Personal information
- Full name: William John Jewell
- Born: 1 January 1855 Wendron, Helston, Cornwall, England
- Died: 3 March 1927 (aged 72) Taunton, Somerset, England

Domestic team information
- 1884: Somerset
- Only First-class: 8 May 1884 Somerset v Kent

Career statistics
| Competition | First-class |
| Matches | 1 |
| Runs scored | 10 |
| Batting average | 5.00 |
| 100s/50s | 0/0 |
| Top score | 9 |
| Balls bowled | 48 |
| Wickets | 0 |
| Bowling average | – |
| 5 wickets in innings | 0 |
| 10 wickets in match | 0 |
| Best bowling | 0/14 |
| Catches/stumpings | 0/– |
- Source: CricketArchive, 9 July 2011

= William Jewell (cricketer) =

English cricketer

William John Jewell (1 January 1855 – 3 March 1927) was an English first-class cricketer who made one appearance for Somerset County Cricket Club in 1884. He opened the batting for Somerset in both innings of their match against Kent, scoring nine runs in the first innings and one run in the second.

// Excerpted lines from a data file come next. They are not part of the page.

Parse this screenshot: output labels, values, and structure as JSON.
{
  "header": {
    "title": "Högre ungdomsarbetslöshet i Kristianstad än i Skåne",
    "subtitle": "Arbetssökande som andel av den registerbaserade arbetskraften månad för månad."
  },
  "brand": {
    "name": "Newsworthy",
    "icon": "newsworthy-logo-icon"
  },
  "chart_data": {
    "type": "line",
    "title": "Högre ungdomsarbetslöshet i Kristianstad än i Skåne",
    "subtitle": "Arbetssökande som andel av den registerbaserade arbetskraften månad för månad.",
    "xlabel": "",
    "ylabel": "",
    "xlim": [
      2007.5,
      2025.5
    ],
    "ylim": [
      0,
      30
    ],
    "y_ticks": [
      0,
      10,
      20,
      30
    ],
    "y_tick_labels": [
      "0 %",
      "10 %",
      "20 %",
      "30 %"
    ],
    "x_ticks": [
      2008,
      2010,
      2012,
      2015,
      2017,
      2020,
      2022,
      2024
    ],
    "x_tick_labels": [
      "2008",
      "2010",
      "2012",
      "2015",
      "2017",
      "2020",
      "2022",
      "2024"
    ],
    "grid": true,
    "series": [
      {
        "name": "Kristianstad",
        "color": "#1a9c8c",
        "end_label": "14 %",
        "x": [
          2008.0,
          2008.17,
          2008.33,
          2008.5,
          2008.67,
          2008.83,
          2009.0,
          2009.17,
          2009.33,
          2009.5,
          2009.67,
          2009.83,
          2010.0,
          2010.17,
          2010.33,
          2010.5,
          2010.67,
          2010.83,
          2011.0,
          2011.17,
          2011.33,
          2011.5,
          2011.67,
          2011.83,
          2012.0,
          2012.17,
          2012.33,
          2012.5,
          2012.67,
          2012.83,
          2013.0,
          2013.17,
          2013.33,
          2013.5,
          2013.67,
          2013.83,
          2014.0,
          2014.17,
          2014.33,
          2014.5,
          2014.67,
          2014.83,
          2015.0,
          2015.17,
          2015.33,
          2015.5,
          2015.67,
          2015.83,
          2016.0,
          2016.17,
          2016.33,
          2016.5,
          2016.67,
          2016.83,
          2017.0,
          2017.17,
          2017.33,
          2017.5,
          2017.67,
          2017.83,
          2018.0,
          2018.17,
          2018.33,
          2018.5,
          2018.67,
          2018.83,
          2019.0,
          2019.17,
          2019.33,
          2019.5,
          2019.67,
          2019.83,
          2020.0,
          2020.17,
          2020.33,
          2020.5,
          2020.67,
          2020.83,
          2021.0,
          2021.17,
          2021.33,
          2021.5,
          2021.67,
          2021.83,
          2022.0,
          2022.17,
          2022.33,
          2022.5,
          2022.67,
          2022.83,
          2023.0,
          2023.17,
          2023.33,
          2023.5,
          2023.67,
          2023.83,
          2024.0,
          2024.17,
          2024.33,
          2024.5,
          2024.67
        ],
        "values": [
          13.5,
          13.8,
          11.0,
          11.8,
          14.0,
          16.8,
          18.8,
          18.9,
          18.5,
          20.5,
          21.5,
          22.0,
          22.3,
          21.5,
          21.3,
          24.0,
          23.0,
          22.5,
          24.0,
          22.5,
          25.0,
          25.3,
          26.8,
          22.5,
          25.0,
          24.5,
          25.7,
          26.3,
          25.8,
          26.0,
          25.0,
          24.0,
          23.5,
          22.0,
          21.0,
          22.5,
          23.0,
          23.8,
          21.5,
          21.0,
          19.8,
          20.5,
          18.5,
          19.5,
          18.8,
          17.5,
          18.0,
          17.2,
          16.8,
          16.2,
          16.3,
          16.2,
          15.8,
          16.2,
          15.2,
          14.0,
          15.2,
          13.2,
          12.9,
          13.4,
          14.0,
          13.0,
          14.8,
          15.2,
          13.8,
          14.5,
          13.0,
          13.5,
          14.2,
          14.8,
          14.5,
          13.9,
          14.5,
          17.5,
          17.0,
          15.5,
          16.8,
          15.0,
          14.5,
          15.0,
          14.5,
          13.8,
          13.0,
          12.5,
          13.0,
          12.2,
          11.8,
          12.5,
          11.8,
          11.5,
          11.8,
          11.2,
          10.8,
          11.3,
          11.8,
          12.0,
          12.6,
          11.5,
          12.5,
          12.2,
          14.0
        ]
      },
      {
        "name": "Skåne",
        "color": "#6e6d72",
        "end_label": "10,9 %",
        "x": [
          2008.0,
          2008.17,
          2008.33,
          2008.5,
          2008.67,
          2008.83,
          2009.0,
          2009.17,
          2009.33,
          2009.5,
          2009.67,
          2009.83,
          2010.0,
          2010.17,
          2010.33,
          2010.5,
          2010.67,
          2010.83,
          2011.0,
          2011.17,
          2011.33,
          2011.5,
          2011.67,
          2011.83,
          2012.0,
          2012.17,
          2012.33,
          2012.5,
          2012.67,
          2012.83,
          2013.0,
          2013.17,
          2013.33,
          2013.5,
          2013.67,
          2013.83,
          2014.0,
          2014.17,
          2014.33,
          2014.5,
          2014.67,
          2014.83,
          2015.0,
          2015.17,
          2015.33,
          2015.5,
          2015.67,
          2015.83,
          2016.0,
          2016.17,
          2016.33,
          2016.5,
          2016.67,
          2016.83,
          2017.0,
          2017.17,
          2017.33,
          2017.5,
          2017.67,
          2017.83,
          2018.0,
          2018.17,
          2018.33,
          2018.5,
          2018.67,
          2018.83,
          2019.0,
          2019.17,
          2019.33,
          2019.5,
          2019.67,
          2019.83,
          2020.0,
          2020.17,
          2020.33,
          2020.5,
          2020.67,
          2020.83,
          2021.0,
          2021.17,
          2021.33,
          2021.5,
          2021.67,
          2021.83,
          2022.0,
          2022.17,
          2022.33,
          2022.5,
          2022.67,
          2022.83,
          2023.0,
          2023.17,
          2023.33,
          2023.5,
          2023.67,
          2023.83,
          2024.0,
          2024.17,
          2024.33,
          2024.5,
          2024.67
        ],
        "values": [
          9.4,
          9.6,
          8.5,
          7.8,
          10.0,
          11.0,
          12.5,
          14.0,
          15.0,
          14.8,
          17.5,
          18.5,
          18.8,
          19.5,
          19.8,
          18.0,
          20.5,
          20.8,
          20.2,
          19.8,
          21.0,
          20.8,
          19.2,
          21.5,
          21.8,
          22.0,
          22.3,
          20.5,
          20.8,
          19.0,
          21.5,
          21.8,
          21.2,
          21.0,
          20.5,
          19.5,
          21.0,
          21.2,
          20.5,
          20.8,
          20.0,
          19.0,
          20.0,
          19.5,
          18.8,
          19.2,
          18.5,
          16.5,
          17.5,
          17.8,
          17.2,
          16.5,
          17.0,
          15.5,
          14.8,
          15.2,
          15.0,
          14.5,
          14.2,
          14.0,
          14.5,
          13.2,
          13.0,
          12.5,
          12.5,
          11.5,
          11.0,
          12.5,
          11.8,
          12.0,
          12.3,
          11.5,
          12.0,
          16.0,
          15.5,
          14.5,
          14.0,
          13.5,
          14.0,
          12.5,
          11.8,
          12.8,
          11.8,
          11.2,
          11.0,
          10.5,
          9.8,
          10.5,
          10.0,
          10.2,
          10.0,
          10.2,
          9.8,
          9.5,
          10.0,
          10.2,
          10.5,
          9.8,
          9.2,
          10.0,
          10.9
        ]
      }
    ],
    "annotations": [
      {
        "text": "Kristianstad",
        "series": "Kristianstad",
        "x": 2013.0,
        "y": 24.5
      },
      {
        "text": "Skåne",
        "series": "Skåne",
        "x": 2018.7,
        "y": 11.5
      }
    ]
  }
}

He also bowled twelve overs without taking a wicket. Somerset lost the match by an innings and 27 runs. Jewell also played an earlier match for Somerset, in 1880, before they had been granted first-class status. In this match, played against Sussex, Jewell was a tail-end batsman, and claimed four wickets in Sussex's first innings.